Les couleurs de Hollingsworth fonctionnent en tandem avec cette direction artistique à la fois dans le renforcement de l’esthétique choquée du bar et dans les moments de connexion entre les deux pistes. Dans ce panneau où les deux s’embrassent, Hollingsworth passe à deux nuances de rose, toutes deux en sourdine mais avec une touche de couleur plus forte que la plupart des pages. Cela fonctionne en conjecture avec l’imagerie musicale et florale pour vendre la romance, brisant l’aspect établi du problème juste avant que Joan ne soit à nouveau projetée dans le temps et renforçant la tragédie de la situation. Cela contraste également avec le reste des couleurs du livre, qui occupent des nuances de gris pierre, de verts fatigués et d’autres teintes atténuées.

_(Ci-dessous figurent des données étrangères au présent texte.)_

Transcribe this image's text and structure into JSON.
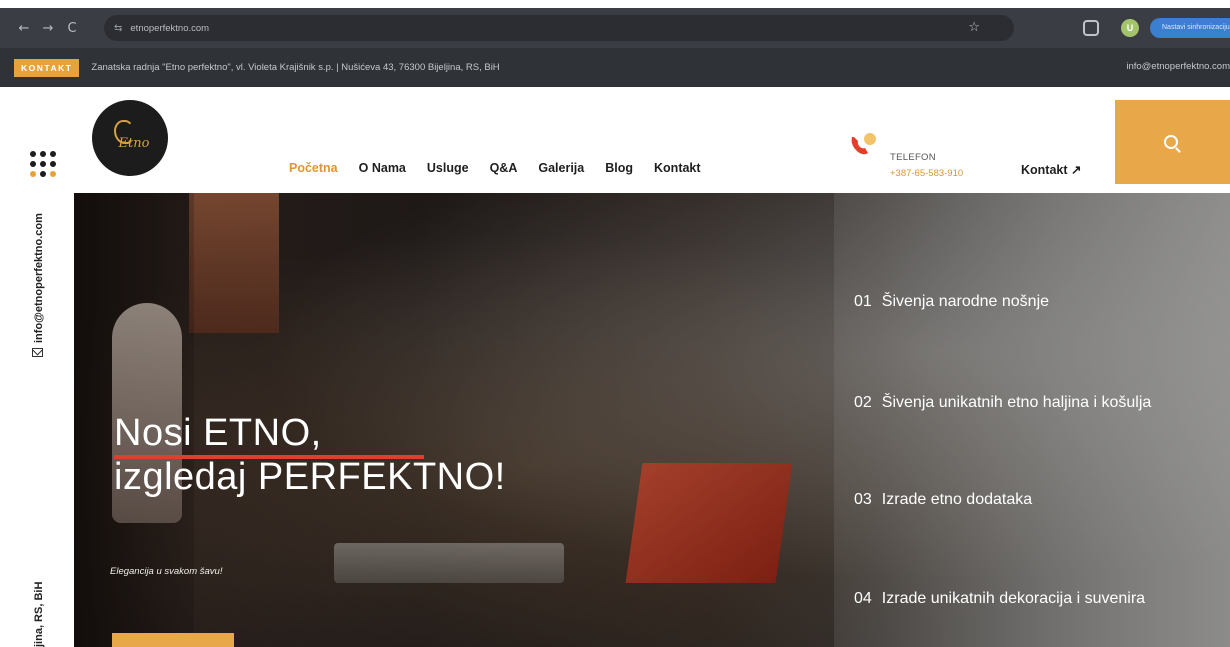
{
  "browser": {
    "back": "←",
    "forward": "→",
    "reload": "C",
    "tune": "⇆",
    "url": "etnoperfektno.com",
    "star": "☆",
    "profile_initial": "U",
    "sync_label": "Nastavi sinhronizaciju"
  },
  "infobar": {
    "tag": "KONTAKT",
    "address": "Zanatska radnja \"Etno perfektno\", vl. Violeta Krajišnik s.p. | Nušićeva 43, 76300 Bijeljina, RS, BiH",
    "email": "info@etnoperfektno.com"
  },
  "header": {
    "logo_text": "Etno",
    "nav": [
      "Početna",
      "O Nama",
      "Usluge",
      "Q&A",
      "Galerija",
      "Blog",
      "Kontakt"
    ],
    "active_nav_index": 0,
    "phone_label": "TELEFON",
    "phone_number": "+387-65-583-910",
    "kontakt_link": "Kontakt ↗"
  },
  "side": {
    "email": "info@etnoperfektno.com",
    "location": "jina, RS, BiH"
  },
  "hero": {
    "title_line1": "Nosi ETNO,",
    "title_line2": "izgledaj PERFEKTNO!",
    "subtitle": "Elegancija u svakom šavu!",
    "services": [
      {
        "num": "01",
        "label": "Šivenja narodne nošnje"
      },
      {
        "num": "02",
        "label": "Šivenja unikatnih etno haljina i košulja"
      },
      {
        "num": "03",
        "label": "Izrade etno dodataka"
      },
      {
        "num": "04",
        "label": "Izrade unikatnih dekoracija i suvenira"
      }
    ]
  },
  "colors": {
    "accent": "#e8a23a",
    "dark_bar": "#2f3237",
    "hero_underline": "#e0402a"
  }
}
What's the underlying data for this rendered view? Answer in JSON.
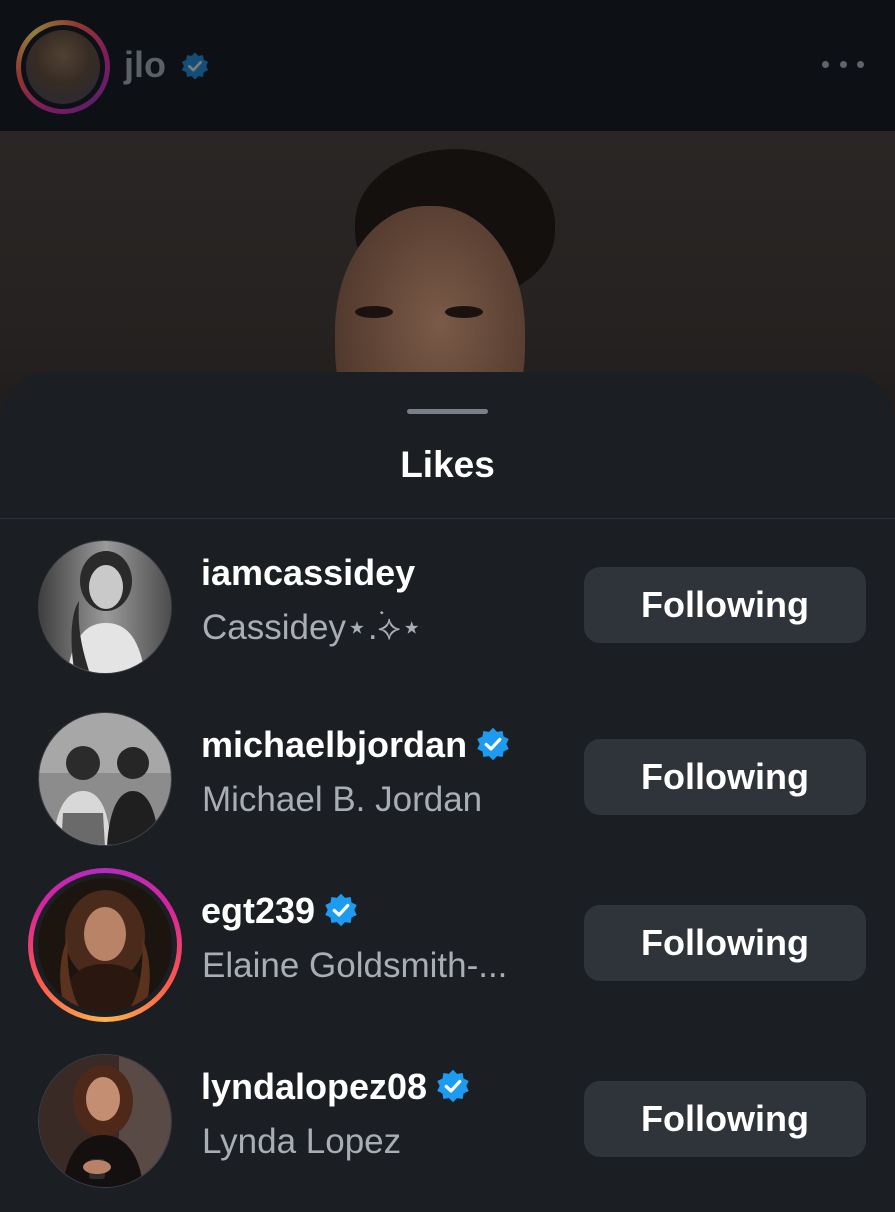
{
  "post": {
    "author_username": "jlo",
    "more_icon": "more-horizontal-icon"
  },
  "likes_sheet": {
    "title": "Likes",
    "users": [
      {
        "username": "iamcassidey",
        "full_name": "Cassidey⋆.࣪⟡⋆",
        "verified": false,
        "story_ring": false,
        "button_label": "Following"
      },
      {
        "username": "michaelbjordan",
        "full_name": "Michael B. Jordan",
        "verified": true,
        "story_ring": false,
        "button_label": "Following"
      },
      {
        "username": "egt239",
        "full_name": "Elaine Goldsmith-...",
        "verified": true,
        "story_ring": true,
        "button_label": "Following"
      },
      {
        "username": "lyndalopez08",
        "full_name": "Lynda Lopez",
        "verified": true,
        "story_ring": false,
        "button_label": "Following"
      }
    ]
  },
  "colors": {
    "verified_badge": "#1d9bf0",
    "sheet_background": "#1b1e23",
    "button_background": "#2f333a",
    "secondary_text": "#a9adb4"
  }
}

Les arrière-plans du bar sont intéressants, existant dans des tons de bleu-vert et de violet qui évoquent une tristesse de l’époque, n’offrant aucune chaleur de réjouissance dans le bar tout en faisant écho aux nuances dans lesquelles Joan s’habille. Ces couleurs permettent à d’autres de ressortir, en particulier quand Joan chante et que ses bulles s’enrichissent de petites notes de musique. Les notes apparaissent dans des couleurs plus vives, comme les roses, les verts et les jaunes, contrastant sur la page et animant légèrement l’espace. Même lorsque les paroles sont d’une mélancolie plus croonante, l’acte de musique apporte tout de même un certain réconfort aux soldats.